Hier ein taz-text vom 5.1. 1983, in dem es um die sich aus der Elektronbranche herausmendelnde Elektronikbranche in situ geht – konkret um das dabei auf der Strecke gebliebene Grundig-Werk…
Das gescheiterte Elektronik-Kartell
Nürnberg – 650 Beschäftigte des zum Grundig-Konzern gehörenden Video-Werkes in Nürnberg-Langwasser sollen demnächst entlassen werden. Wenn der Grundig-Konzern wie angekündigt an den französischen Multi Thomson-Brandt verkauft wird, dürfte diese Entlassungsaktion nur der Anfang sein.

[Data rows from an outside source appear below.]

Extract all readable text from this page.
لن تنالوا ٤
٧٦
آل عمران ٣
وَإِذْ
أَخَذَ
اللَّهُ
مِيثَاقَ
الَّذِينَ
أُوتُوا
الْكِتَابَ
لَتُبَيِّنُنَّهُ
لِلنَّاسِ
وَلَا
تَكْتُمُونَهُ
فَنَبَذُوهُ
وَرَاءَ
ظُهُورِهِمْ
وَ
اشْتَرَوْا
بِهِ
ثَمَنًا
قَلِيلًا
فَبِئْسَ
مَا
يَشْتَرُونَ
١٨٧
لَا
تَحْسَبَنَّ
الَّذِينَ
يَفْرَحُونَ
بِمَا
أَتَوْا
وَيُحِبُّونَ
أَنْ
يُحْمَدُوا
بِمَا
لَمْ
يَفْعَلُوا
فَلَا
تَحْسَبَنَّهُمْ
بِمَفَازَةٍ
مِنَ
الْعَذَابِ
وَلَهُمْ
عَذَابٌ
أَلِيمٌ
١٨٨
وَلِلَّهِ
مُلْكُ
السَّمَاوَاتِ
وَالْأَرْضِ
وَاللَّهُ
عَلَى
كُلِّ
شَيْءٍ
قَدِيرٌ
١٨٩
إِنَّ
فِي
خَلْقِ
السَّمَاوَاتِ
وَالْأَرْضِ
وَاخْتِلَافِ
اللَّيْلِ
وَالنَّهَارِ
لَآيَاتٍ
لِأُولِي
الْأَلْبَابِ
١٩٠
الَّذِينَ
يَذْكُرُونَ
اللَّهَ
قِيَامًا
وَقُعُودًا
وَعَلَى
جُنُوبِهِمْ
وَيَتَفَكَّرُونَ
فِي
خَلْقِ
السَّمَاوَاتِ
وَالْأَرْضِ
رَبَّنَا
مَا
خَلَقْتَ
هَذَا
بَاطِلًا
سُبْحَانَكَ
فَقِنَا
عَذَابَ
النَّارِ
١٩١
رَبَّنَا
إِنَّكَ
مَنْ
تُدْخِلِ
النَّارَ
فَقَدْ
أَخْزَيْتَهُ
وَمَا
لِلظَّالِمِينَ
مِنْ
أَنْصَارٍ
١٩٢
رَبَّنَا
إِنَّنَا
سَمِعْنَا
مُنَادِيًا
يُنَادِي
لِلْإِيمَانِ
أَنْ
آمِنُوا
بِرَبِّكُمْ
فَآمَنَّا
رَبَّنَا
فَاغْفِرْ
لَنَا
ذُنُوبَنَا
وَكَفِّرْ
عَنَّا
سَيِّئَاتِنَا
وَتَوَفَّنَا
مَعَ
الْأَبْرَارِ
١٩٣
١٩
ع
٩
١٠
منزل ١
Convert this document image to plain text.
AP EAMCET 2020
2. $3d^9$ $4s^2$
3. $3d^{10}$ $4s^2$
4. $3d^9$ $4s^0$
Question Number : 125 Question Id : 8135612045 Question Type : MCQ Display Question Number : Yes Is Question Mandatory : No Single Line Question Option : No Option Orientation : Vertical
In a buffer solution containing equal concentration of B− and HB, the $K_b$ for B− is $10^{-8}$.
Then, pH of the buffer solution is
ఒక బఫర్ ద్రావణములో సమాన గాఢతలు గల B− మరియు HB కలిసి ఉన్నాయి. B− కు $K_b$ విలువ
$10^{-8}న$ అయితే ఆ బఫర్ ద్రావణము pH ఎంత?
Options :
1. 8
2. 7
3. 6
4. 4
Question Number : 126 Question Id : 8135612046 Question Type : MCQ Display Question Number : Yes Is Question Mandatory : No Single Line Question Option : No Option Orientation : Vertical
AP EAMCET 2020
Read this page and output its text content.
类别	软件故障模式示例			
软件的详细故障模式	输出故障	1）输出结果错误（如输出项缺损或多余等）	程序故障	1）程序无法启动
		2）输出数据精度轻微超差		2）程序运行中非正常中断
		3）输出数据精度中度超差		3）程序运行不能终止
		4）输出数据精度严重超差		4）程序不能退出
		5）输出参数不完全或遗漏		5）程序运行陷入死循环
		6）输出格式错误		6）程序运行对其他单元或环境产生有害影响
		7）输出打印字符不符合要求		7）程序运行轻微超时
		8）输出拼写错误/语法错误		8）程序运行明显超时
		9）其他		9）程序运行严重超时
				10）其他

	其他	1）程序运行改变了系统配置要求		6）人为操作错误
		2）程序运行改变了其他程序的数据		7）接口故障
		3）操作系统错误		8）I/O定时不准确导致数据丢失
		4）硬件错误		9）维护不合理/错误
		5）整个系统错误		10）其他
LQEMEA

Ein “ Unternehmer alter Schule“ hat sich im Gewirr der real existierenden kapitalistischen Konkurrenz verheddert. Thomson-Brandt hat am Montag offiziell beim Bundeskartellamt in Berlin die Absicht angemeldet, eine Mehrheitsbeteiligung an der Grundig AG (Fürth) zu übernehmen.
Max Grundig’s Spruch: „Ich muß nicht, ich will verkaufen“, gehört zur Imagepflege eines souveränen Chefs alter Schule. Dabei ist die Lage der Firma alles andere als rosig. Nach Verlusten in den Geschäftsjahren 80/81 und 81/82 von 187 bzw. 35 Mio. in den offiziellen Bilanzen wäre eine Gewinn für dieses Geschäftsjahr bitter nötig.
Die rapide Entwicklung in der Mikro-Elektronik zwingt zu ständig neuen Investitionen. Durch die Verwendung von hochintegrierten Elektronik-Bausteinen werden Arbeitskräfte und Geld in der Produktion eingespart. Bei den Grundig-Farbfernsehern z.B., die im nächsten Frühjahr in Produktion gehen sollen, findet die gesamte Elektronik auf einer nur 10 cm x 5 cm großen Leiterplatte Platz. Für die Fertigung von zwei Millionen dieser Geräte werden nach Angaben des Vorstands 3.000 Arbeitskräfte weniger als bisher benötigt.
Die Einführung von neuen, arbeitssparenden Technologien kostet jedoch in der Anfangsphase viel Geld. Grundig hätte gerne größere Stückzahlen, um die Kosten schneller wieder hereinzuholen. Dafür wäre ein größerer Marktanteil recht. Mit dem Kauf der Firma Telefunken aus dem Nachlaß der AEG sollte dies erreicht werden. Grundig beabsichtigte, seine Geräte unter dem Markennamen Telefunken auf den Markt zu bringen. Gleichzeitig wäre Grundig billig an das Know How von Telefunken gekommen. Bei Telefunken würden dementsprechend Arbeitskräfte „freigestellt“.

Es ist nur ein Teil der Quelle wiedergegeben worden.